If allergy is a problem in your family seek advice from your child and family health nurses or doctor about baby allergies before starting solids.



  • From around 6 months, you can start to offer your baby cooled, boiled water. 
  • Until 12 months, your baby should only receive cow’s milk mixed with family foods and in cooking. After 12 months, they can try it as a drink. 
  • Avoid introducing honey until 12 months (due to a risk of infant botulism), raw or runny eggs as it can contain bacteria harmful to babies, reduced fat dairy until 2 years of age. 
  • Avoid nutrient poor foods with high levels of saturated fat, sugar, or salt (e.g. cakes, biscuits, confectionery and potato chips).
  • If possible try and feed your baby with the rest of the family. Your baby will soon learn that meal times are not just about food but also about social interaction.

Starting solids FAQs

Some baby food ideas include:

  • Baby Banana Smoothie
  • Broccoli and Carrot Mash
  • Mini Beef Stew
  • Mini Lamb Curry
  • Avocado Mash
  • Veggie Surprise
  • Chicken with Quinoa
  • Baby Macaroni
  • Fish Dish

Get the full Baby Food Recipes

Cut vegetables into small chunks or strips

Soft strips of toast

Well cooked pieces of meat, chicken or fish

Slices of boiled egg

Slices of cheese

Dip or Yoghurt to dip the finger foods into

When preparing foods for your baby food safety is important. Always wash your hands before you begin and make sure the area you're preparing in is clean.

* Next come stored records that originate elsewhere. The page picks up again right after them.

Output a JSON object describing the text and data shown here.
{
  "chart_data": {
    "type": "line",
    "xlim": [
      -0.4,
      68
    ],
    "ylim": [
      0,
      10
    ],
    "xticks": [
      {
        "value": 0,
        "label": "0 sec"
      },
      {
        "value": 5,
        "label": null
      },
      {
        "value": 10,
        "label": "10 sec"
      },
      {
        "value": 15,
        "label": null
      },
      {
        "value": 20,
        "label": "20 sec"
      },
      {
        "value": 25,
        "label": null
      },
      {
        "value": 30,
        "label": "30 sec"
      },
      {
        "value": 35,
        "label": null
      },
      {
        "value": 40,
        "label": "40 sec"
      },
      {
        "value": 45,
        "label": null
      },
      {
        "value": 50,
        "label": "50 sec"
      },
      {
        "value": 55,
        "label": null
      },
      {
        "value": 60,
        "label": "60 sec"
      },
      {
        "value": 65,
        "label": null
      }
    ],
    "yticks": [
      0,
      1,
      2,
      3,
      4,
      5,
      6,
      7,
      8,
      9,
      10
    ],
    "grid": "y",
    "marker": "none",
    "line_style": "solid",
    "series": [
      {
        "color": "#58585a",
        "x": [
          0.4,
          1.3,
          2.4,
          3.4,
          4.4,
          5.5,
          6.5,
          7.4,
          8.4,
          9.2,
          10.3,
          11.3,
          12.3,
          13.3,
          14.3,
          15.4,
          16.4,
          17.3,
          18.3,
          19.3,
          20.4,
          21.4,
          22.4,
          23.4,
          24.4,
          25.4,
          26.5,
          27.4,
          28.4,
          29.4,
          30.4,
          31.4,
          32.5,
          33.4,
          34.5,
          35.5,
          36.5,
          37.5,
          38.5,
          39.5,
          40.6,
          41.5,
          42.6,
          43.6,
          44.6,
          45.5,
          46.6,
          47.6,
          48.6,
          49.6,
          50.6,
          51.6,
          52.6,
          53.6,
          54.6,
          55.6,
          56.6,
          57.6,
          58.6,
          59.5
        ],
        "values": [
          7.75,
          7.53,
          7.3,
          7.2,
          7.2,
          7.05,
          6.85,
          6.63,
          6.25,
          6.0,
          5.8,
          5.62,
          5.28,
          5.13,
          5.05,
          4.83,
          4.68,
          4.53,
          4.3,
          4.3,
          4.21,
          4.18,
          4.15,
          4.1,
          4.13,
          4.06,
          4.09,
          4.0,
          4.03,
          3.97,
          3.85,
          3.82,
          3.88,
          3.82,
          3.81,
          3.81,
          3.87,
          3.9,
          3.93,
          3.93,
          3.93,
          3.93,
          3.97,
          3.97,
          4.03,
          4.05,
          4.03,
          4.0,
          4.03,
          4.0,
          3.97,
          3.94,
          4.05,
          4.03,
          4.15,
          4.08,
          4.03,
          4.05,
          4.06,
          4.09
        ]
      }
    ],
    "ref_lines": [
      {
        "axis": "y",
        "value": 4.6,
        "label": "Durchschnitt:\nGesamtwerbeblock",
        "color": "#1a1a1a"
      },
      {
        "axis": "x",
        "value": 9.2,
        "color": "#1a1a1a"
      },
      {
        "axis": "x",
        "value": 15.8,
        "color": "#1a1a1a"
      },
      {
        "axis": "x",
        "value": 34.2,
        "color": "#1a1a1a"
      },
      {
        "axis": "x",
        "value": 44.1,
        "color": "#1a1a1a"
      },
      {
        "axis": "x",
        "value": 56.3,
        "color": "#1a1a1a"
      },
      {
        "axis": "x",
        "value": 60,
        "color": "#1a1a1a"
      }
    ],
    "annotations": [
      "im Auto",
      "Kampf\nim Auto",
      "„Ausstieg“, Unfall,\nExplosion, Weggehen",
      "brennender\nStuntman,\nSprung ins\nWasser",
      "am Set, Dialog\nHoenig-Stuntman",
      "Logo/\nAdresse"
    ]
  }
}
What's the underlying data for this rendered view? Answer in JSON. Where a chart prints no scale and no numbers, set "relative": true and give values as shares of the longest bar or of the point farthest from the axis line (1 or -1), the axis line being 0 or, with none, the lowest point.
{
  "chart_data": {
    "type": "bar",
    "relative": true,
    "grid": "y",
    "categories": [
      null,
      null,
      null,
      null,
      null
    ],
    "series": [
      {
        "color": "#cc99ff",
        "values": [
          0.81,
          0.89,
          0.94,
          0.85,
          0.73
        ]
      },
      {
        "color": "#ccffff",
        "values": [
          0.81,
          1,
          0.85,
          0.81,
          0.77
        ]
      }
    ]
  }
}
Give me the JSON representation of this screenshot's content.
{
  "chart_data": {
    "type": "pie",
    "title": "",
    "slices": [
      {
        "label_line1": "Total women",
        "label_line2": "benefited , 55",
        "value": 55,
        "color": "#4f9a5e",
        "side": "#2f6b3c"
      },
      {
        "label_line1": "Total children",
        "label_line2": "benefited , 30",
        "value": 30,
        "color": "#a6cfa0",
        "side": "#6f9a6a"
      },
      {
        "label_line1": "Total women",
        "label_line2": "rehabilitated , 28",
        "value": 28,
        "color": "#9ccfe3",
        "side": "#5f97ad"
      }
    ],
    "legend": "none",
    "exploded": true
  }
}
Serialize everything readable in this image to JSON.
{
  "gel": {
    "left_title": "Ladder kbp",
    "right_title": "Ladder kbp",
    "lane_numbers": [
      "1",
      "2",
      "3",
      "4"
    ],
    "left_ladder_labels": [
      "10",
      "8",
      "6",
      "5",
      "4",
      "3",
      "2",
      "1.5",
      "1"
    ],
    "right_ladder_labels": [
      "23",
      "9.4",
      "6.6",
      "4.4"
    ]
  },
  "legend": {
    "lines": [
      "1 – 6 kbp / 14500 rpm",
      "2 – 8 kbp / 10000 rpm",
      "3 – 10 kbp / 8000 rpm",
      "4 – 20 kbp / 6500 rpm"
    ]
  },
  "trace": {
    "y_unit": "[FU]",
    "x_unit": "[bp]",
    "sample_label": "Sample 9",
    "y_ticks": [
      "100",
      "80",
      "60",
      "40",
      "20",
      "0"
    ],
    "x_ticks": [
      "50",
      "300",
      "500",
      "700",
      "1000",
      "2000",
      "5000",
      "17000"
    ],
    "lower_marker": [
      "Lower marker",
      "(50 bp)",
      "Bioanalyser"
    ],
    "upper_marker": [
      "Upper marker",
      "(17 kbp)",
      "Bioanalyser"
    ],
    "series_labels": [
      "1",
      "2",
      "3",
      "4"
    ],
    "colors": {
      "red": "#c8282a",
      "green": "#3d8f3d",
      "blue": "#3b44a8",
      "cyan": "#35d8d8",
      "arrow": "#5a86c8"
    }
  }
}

You can also use different coloured boards for food types: one each for chopping meats, fruits and vegetables.

If you’re using a microwave oven to heat baby’s food, always stir food thoroughly before serving, and check the temperature.

While fresh, home prepared food baby food is often a tastier, fresher, more textured and economical choice, it's not always available or convenient to prepare. Commercial baby food can be a stop-gap for some busy parents. If you can, it's better to offer these types of food using a spoon rather than allowing your child to suck straight out of the pouch. 

Always stay with your baby while they're eating. Use a 5 point safety harness when your baby is in a high chair or low chair to prevent your baby from moving around whilst eating. 

Don’t give food in the car whilst you are driving and may not be aware, or able to stop if your child begins choking.

Avoiding giving your baby nuts, small hard foods (such as raw or undercooked pieces of hard fruit and vegetables, popcorn, rice cakes and cocktail frankfurts) and small slippery foods (such as whole grapes and whole cherry tomatoes).